A psicóloga Gabrielli Marques também contou sua experiência, reforçando os dados que foram exibidos anteriormente e relatando que sintomas relacionados à ansiedade e depressão tiveram aumento significativo nesta fase. O isolamento da família e dos amigos, a adesão de cuidados intensificados, a frequente ocorrência de notícias trágicas e a perda de pessoas próximas, segundo a profissional, foram situações drásticas que prejudicaram a saúde emocional de milhares de pessoas.
“Os primeiros meses foram bem significativos, muitas pessoas procuraram por atendimento online e essa demanda foi crescendo, tanto que a modalidade continua sendo bem vista até hoje”, ressalta Gabrielli.

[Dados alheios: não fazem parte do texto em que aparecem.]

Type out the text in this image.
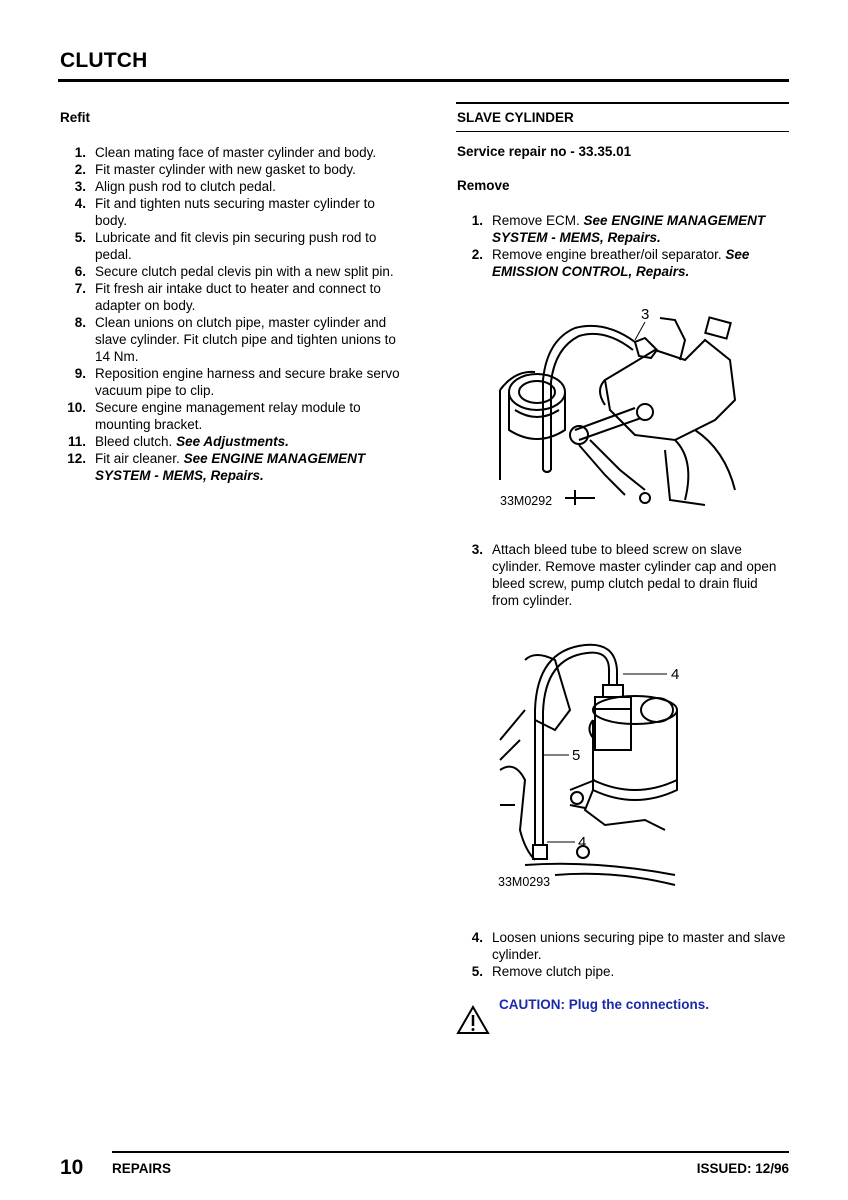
CLUTCH
Refit
1. Clean mating face of master cylinder and body.
2. Fit master cylinder with new gasket to body.
3. Align push rod to clutch pedal.
4. Fit and tighten nuts securing master cylinder to body.
5. Lubricate and fit clevis pin securing push rod to pedal.
6. Secure clutch pedal clevis pin with a new split pin.
7. Fit fresh air intake duct to heater and connect to adapter on body.
8. Clean unions on clutch pipe, master cylinder and slave cylinder. Fit clutch pipe and tighten unions to 14 Nm.
9. Reposition engine harness and secure brake servo vacuum pipe to clip.
10. Secure engine management relay module to mounting bracket.
11. Bleed clutch. See Adjustments.
12. Fit air cleaner. See ENGINE MANAGEMENT SYSTEM - MEMS, Repairs.
SLAVE CYLINDER
Service repair no - 33.35.01
Remove
1. Remove ECM. See ENGINE MANAGEMENT SYSTEM - MEMS, Repairs.
2. Remove engine breather/oil separator. See EMISSION CONTROL, Repairs.
3
33M0292
3. Attach bleed tube to bleed screw on slave cylinder. Remove master cylinder cap and open bleed screw, pump clutch pedal to drain fluid from cylinder.
4
5
4
33M0293
4. Loosen unions securing pipe to master and slave cylinder.
5. Remove clutch pipe.
CAUTION: Plug the connections.
10 REPAIRS	ISSUED: 12/96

De modo efetivo, o módulo de tratamento online realmente se destacou. Conforme pesquisas, o número de profissionais dessa área que quiseram aderir ao atendimento virtual aumentou em 352% entre 2020 e 2021. Esses dados são da Psi, uma plataforma para os psicólogos que pretendem realizar consultas de forma remota. Porém, o crescimento na demanda desse tipo de consulta não foi visto apenas aqui no país: em outubro de 2020, quase 70% dos países já utilizavam a teleterapia, segundo informações publicadas pela OMS (Organização Mundial da Saúde). Inúmeras plataformas desse gênero de atendimento observaram seus números alavancarem, demonstrando que, realmente, a prática não nasceu para tornar-se provisória, mesmo depois da pandemia. Além disso, essas estatísticas relatam o desejo da população em geral de buscar formas para avaliar suas questões pessoais, aderindo o costume de cuidado com a saúde mental.
“Vejo a terapia como um desejo de ser escutado, de mudar nosso modo de agir e pensar, de trazer bem estar e cada vez mais as pessoas buscam isso. Já não basta só cuidar do corpo e da alimentação, a saúde mental é o pilar para que todo o resto funcione”, argumenta Ana, ressaltando que a Internet foi uma ferramenta de acesso a conteúdos importantes, naturalizando assuntos como ansiedade e depressão.
“As pessoas começaram a se dar conta que cuidar da saúde mental é tão importante quanto cuidar de outras áreas da vida. É interessante ver como as novas gerações veem a terapia como motivo de orgulho e isso é gratificante. Estamos preparando nossos filhos para que saibam a importância de fazer terapia, de se sentir bem”, finaliza.
Gabrielli, ao mesmo tempo que acredita em uma melhora significativa na visão que a população tem acerca da saúde mental e busca por tratamentos, observa que a categoria deveria ser mais valorizada e reconhecida.
“Embora tenha diminuído (a resistência pela procura de atendimentos), muitas pessoas ainda acreditam que para fazer terapia necessita ter um transtorno “grave”, ser “louco” ou que apenas mulheres procuram por psicólogos, mas a realidade é completamente diferente”, observa.
Segundo estudos, a pandemia também trouxe alertas para os índices de suicídio, que ampliaram-se por conta das mudanças que o vírus ocasionou. Problemas econômicos, solidão e dificuldades no acesso à saúde ressaltaram fatores que influenciam consideravelmente nos aspectos psicológicos dos indivíduos. De acordo com a OMS, mesmo após uma maior naturalização dos temas ligados à saúde mental e o surgimento de políticas públicas que tratem do assunto, o suicídio ainda é uma das principais causas de morte no mundo.